SS26 is the most Fashion Soundtrack song of the year. Here is why it matters.
The runway in SS26 goes straight to hell. That is not a metaphor being stretched for effect. That is the actual lyric, the actual image, the actual point. Charli XCX walking in devastating outfits down a runway flanked by spotlights and a shadowy audience before following a group of models off the end into a dark bottomless pit while her dressing room catches fire behind her and she does not run, she just keeps getting ready.
The song is called SS26. Spring Summer 2026. The industry calendar that dictates when designers show clothes to people who will wear them once. Charli took that naming convention, that mundane seasonal shorthand, and turned it into a countdown to catastrophe.

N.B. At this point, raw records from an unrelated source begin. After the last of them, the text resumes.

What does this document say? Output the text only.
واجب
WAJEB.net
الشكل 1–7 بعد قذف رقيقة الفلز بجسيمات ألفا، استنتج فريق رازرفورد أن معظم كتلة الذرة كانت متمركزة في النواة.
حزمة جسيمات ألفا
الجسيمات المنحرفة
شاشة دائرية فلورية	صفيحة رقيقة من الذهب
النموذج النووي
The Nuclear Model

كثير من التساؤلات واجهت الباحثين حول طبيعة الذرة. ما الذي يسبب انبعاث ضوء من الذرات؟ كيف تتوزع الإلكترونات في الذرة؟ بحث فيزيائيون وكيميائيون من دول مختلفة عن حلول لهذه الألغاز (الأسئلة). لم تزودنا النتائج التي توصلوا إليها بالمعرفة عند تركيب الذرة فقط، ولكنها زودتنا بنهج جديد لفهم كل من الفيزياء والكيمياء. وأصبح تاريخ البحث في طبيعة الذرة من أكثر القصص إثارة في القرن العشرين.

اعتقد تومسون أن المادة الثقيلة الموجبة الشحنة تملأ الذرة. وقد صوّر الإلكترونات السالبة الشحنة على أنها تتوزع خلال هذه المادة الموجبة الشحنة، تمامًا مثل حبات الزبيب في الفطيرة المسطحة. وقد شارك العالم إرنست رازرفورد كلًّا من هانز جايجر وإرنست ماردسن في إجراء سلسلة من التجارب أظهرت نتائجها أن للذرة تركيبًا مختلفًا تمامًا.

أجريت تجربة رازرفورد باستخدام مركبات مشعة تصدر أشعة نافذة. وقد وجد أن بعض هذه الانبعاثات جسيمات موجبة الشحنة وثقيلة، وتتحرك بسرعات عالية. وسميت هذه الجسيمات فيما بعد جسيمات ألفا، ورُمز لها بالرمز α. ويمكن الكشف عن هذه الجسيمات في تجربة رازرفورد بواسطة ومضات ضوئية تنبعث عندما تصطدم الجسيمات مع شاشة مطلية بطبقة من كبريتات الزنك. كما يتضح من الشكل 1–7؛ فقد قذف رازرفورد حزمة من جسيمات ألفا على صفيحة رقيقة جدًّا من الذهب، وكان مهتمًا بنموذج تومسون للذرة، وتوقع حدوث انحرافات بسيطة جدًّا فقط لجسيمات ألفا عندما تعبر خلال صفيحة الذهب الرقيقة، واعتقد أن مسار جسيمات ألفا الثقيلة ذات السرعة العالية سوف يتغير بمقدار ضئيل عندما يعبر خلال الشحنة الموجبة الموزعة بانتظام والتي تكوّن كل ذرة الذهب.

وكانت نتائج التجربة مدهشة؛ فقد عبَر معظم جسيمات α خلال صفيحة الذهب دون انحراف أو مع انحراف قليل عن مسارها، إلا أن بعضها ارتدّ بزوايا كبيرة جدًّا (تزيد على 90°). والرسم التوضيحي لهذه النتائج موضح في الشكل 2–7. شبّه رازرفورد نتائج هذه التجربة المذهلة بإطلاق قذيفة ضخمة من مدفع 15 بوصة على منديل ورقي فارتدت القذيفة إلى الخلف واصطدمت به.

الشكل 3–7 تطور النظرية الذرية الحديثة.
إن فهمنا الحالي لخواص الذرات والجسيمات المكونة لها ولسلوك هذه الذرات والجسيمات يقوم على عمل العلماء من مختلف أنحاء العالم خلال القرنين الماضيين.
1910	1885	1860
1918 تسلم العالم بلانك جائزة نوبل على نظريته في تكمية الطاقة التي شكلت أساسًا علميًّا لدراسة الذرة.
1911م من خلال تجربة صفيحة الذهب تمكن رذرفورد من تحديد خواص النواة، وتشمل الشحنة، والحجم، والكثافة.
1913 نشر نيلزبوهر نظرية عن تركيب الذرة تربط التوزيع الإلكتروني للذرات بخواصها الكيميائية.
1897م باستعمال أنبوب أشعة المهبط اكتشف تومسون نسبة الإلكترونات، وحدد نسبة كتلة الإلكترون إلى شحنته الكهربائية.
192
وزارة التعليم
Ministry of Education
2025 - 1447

Nothing’s gonna save us. Not music, fashion or film.
She is Saint Laurent’s beauty ambassador. She was at the Met Gala three weeks ago. She is not saying this from outside the industry. She is saying it from the front row.
The video is where the Fashion Soundtrack story gets interesting. It was directed by Torso, who previously made the Von Dutch video during the Brat era. But the cast is not the usual pop video mix of models and extras. Carine Roitfeld is in it, the former editor of French Vogue, one of the most significant figures in the relationship between fashion and music over the last thirty years. Anthony Vaccarello is in it, the creative director of Saint Laurent, the house Charli represents. Michel Gaubert is in it, the sound designer who scores actual runway shows, the man who decides what music plays when the clothes walk. Lucien Pagès is in it, the fashion industry’s most powerful PR fixer.
Roitfeld delivers the song’s thesis directly in the video. Fashion won’t save us. But let’s go on the runway and walk.
These are not decorative inclusions. This is the actual fashion world participating in a song about its own absurdity and complicity. The runway as a replacement for the dancefloor, a place where people gather publicly not to connect but to be observed. The season named. The clothes shown. The world ending anyway.
What makes SS26 a Fashion Soundtrack record specifically is the music itself. It is not a club track. It opens with a simple guitar line and subtle electronic drums before a distorted, scraped guitar sound comes in underneath like static on a car radio. Someone described it as the music that plays during the credits of a fashion show after the audience has left and the cleaners are folding chairs. That description is so accurate it is almost annoying.
Charli cut the track in Paris with AG Cook and Finn Keane. She posted a video of the session hours before the release, the crew ordering Japanese whiskey, a bottle of Sancerre and a bucket of ice while she sings into the mic. The studied nonchalance of that room is the same studied nonchalance of the record. Fashion and music made in Paris at the moment they are both most themselves, most aware of their own performance, most willing to say so.
The pre-chorus does something very specific that only an artist who actually lives in this world could write. Think my politics could work as a press strategy. And my heritage could give me quite the USP. Can’t hide the fact I’d rather take the easy road. Yeah, I think I’ll be alright if I look good in the clothes.
That is not a critique from outside. That is a confession from inside. The self-awareness that has defined Charli’s entire career, the ability to be completely in on the joke while also being the joke, turned toward fashion and the machinery of celebrity and cultural production simultaneously.
Nothing’s gonna save us. Not music, fashion or film. She named all three of the things Fashion Soundtrack covers and said none of them are enough. She is probably right. The runway goes where it goes. You might as well wear something good.